C: Using it with an efficiency to rival petrochems. Let's face it. We all want voom voom. Especially when you're in a trade where your life and death may depend on your ride's ability to squeeze out 10 more KpH than the 'Star. To be truely acceptable, electric cars must:
A: Offer the convienance of gasoline. Nobody has four hours to wait at the pump while their ride gets juiced. You need to plug an' chug, and chug fast.
B: Offer an efficiency comparable to that of gasoline. You put the foot on the pedal, and you need to GO. Most people won't give a hoop if that GO is the form of a high pitched whine or the roaring rumble of a Hemi. (Me, I'm funny. If my car dosen't rumble, I don't feel like it's really going. smile.gif )
C: Offer an economy comparable to gas. Even if you can do 0 - 60 in 3.8 seconds and your car fills it's batteries in two mintues time, it's still not very useful if you have to recharge it every few hours.

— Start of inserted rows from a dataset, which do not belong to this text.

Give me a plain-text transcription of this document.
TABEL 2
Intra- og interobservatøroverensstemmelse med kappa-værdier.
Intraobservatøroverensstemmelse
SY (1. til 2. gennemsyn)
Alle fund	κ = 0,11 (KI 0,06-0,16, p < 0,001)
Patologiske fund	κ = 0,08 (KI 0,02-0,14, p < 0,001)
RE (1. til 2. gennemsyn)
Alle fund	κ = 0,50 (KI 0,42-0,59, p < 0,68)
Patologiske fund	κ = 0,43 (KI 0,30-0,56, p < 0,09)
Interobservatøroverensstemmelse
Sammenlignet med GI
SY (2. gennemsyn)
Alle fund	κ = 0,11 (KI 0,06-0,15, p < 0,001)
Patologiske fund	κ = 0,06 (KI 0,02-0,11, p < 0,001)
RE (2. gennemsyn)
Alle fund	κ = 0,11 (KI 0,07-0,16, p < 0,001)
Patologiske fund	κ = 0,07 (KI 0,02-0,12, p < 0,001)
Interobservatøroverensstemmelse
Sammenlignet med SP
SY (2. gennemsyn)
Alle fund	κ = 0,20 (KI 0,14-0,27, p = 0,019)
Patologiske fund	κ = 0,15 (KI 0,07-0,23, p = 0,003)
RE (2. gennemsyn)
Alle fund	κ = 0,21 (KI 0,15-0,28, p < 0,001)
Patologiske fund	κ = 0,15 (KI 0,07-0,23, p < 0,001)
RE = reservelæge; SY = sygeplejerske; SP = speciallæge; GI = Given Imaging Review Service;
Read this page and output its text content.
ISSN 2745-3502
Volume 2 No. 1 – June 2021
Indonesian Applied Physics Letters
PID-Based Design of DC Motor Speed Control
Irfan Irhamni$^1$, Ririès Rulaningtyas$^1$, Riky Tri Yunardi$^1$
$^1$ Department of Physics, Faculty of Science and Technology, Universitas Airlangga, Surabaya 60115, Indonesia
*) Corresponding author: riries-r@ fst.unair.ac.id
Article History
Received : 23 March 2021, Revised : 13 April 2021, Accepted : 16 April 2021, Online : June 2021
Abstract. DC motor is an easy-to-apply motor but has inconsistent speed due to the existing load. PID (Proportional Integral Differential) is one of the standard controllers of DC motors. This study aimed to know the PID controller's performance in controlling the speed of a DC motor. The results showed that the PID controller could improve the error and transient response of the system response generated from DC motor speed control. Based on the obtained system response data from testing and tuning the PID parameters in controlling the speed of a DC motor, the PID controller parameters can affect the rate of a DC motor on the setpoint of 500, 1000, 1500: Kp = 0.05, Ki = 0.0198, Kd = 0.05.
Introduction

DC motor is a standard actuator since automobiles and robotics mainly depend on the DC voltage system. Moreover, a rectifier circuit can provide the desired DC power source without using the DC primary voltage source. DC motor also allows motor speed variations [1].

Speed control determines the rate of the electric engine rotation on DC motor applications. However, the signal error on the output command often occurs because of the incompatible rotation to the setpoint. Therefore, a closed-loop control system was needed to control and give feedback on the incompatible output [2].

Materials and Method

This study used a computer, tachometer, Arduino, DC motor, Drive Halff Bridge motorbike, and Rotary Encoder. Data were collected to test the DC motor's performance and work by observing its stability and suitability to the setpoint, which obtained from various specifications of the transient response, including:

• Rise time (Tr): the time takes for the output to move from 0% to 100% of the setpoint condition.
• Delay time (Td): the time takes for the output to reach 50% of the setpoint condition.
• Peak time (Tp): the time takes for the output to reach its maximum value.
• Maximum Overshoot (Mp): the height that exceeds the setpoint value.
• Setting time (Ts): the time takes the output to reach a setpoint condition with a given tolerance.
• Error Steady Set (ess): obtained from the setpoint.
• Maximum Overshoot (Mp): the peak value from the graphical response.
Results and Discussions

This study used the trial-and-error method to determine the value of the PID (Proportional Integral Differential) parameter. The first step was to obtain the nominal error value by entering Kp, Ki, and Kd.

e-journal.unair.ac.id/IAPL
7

So to summarize: We have all the energy we could ever possibly need. It's that huge glowin' thing, most Shadowrunners consider it a vauge childhood memory, if that. The problems are
A: Harvesting it.
B: Getting it to us.
C: Using it properly.


And I'm rambling, aren't I? smile.gif
hyzmarca
Nokola Tesla was working on a method of wireless energy transmission before his death. Unfortunatly, a lack of funding kept him from completing is work.
If someone could get Tesla's trdient energy transmitter to actually work, it would solve most energy traansmission and storage problems.

There is no need for gasoline when power is simply broadcasted to your car.